A partir del mismo momento en el que Felipe González se convierta en el inquilino de la Moncloa, los

socialistas deberán hacer honor a sus compromisos. Y no bastará con Ia promesa de nombrar ministros

catalanes, porque algunos han recordado que tal situación ya se produjo durante el antiguo régimen, a

modo de caramelo para contentar ciertos y difusos sentimientos regionalistas. Desde aquel inefable

ministro sin cartera, don Pedro Gual Villabí, infatigable viajero puntualmente anunciado por la prensa de

la época entre Barcelona y Madrid y viceversa, hasta Laureano López Rodó o Fontana Codina, entre

otros, catalanes hubo en los sucesivos Gobiernos del general gallego.

Los socialistas no pueden perder de vista que sus excelentes resultados en Cataluña han de ser

contrapuestos a ese más del 31 por 100 de los votos emitidos en favor de CiU y de Esquerra Republicana.

Y han de saber, además, que entre sus mismos votantes y entre los votantes de otras opciones no

estrictamente catalanistas se refugia un no despreciable contingente de ciudadanos que, aun prefiriendo el

cambio, se han inclinado por éste con cierto temor, sin embargo, a los excesos centralistas de algunos

núcleos del PSOE.

No todos, ni mucho menos, de los que depositaron su papeleta para incrementar la fuerza del

nacionalismo pueden ser calificados de burguesesbanquerosconservadores. Para bastantes votantes de

CiU o de Esquerra Republicana —por descontado, de Nacionalistes d´Esquerra — han pesado más sus

fervores catalanistas que sus simpatías hacia un triunfo progresista en toda España. Se argumentará que

estos ciudadanos han sido víctimas de una propaganda con ribetes demagógicos fundamentada en

afirmaciones como éstas: «Sólo nosotros defendemos de verdad Cataluña» o «Cuidado, porque los

socialistas son enemigos declarados de Cataluña».

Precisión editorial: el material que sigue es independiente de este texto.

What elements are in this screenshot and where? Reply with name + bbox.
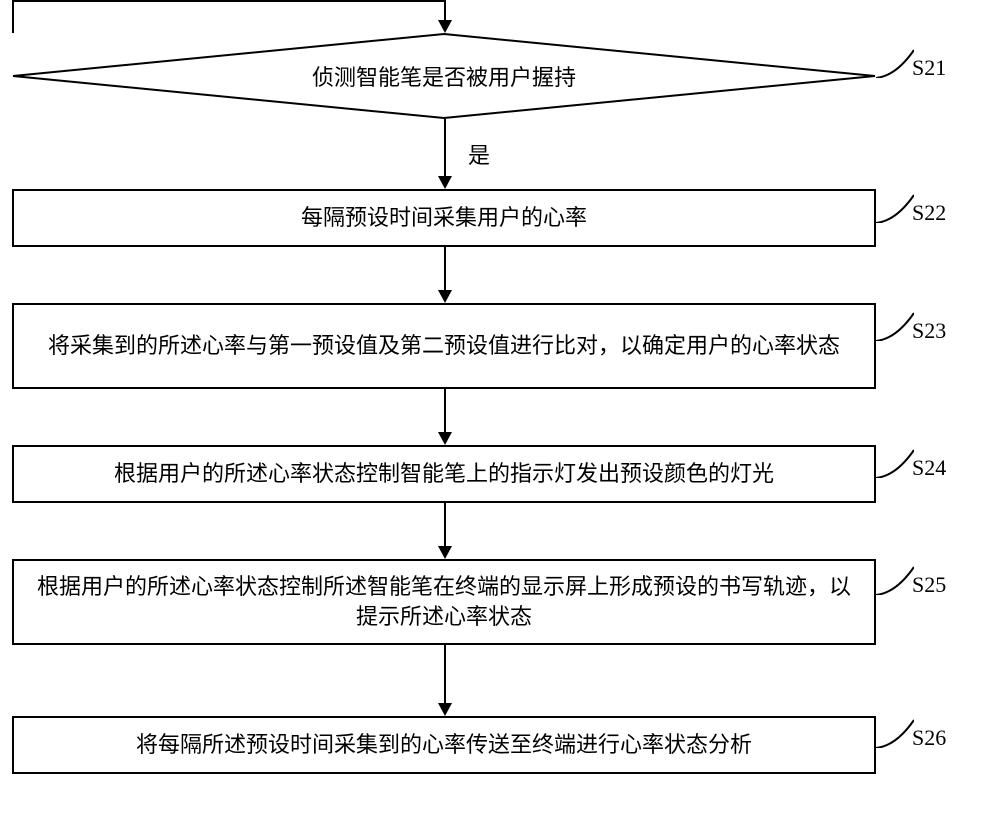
edge-s21-s22 — [444, 119, 446, 177]
edge-loop-top — [12, 0, 446, 2]
step-label-s24: S24 — [912, 455, 946, 481]
edge-s21-s22-head — [438, 176, 452, 189]
step-label-s22: S22 — [912, 200, 946, 226]
node-s21-text: 侦测智能笔是否被用户握持 — [312, 60, 576, 92]
step-label-s21: S21 — [912, 55, 946, 81]
edge-s23-s24-head — [438, 432, 452, 445]
step-curve-s22 — [876, 193, 914, 223]
step-curve-s25 — [876, 565, 914, 595]
node-s25-text: 根据用户的所述心率状态控制所述智能笔在终端的显示屏上形成预设的书写轨迹，以提示所… — [28, 572, 860, 631]
node-s25: 根据用户的所述心率状态控制所述智能笔在终端的显示屏上形成预设的书写轨迹，以提示所… — [12, 559, 876, 645]
edge-s24-s25 — [444, 503, 446, 547]
node-s23-text: 将采集到的所述心率与第一预设值及第二预设值进行比对，以确定用户的心率状态 — [48, 331, 840, 361]
edge-s22-s23 — [444, 247, 446, 291]
node-s24-text: 根据用户的所述心率状态控制智能笔上的指示灯发出预设颜色的灯光 — [114, 459, 774, 489]
node-s24: 根据用户的所述心率状态控制智能笔上的指示灯发出预设颜色的灯光 — [12, 445, 876, 503]
step-curve-s26 — [876, 718, 914, 748]
edge-s25-s26-head — [438, 703, 452, 716]
edge-s23-s24 — [444, 389, 446, 433]
step-label-s23: S23 — [912, 318, 946, 344]
step-label-s26: S26 — [912, 725, 946, 751]
step-curve-s21 — [876, 48, 914, 78]
node-s22-text: 每隔预设时间采集用户的心率 — [301, 203, 587, 233]
node-s22: 每隔预设时间采集用户的心率 — [12, 189, 876, 247]
edge-s22-s23-head — [438, 290, 452, 303]
flowchart-canvas: 否 侦测智能笔是否被用户握持 S21 是 每隔预设时间采集用户的心率 S22 将… — [0, 0, 1000, 813]
step-curve-s23 — [876, 311, 914, 341]
node-s21: 侦测智能笔是否被用户握持 — [12, 33, 876, 119]
edge-s25-s26 — [444, 645, 446, 704]
edge-s24-s25-head — [438, 546, 452, 559]
edge-entry — [444, 0, 446, 22]
node-s26: 将每隔所述预设时间采集到的心率传送至终端进行心率状态分析 — [12, 716, 876, 774]
edge-entry-head — [438, 20, 452, 33]
step-label-s25: S25 — [912, 572, 946, 598]
node-s23: 将采集到的所述心率与第一预设值及第二预设值进行比对，以确定用户的心率状态 — [12, 303, 876, 389]
node-s26-text: 将每隔所述预设时间采集到的心率传送至终端进行心率状态分析 — [136, 730, 752, 760]
edge-label-yes: 是 — [468, 138, 490, 170]
step-curve-s24 — [876, 448, 914, 478]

La campaña, como es normal, se ha caracterizado por la confrontación dialéctica. Después de la campaña

han de ser los hechos quienes acaben por dar la razón a unos o a otros. Si el PSOE ignora, en la práctica,

que existen en España nacionalidades con unas características bien diferenciadas, el recelo irá

aumentando y los socialistas habrán desaprovechado una ocasión magnífica para amortiguar tantas

tensiones —a menudo peligrosas— como las que, en razón de las reivindicaciones autonomistas, se han

generado en España.

Terapéutica

El llamado problema catalán —también, en parte, el vasco— requiere con urgencia una terapéutica de

pedagogía y de comprensión. El talante pedagógico que Felipe González ha imprimido a su campaña

debería aplicarse, con sosiego pero tenazmente, a la explicación a todos los niveles de unas situaciones

nunca bien abordadas para la gran mayoría de los ciudadanos españoles, incluidos los que viven en

Cataluña y en Euskadi.

Si, junto a esa necesaria pedagogía, el nuevo Gobierno pone en práctica con rigor y transparencia unas

relaciones con la Generalidad —sean quienes sean los administradores de la misma— que desarrollen el

Estatuto de autonomía, el PSOE habrá arrebatado a sus críticos una baza importante.

Y, sobre todo, el PSOE habrá contribuido a normalizar, de una vez por todas, la convivencia fecunda

entre pueblos que algunos, interesadamente, presentan como antagónicos.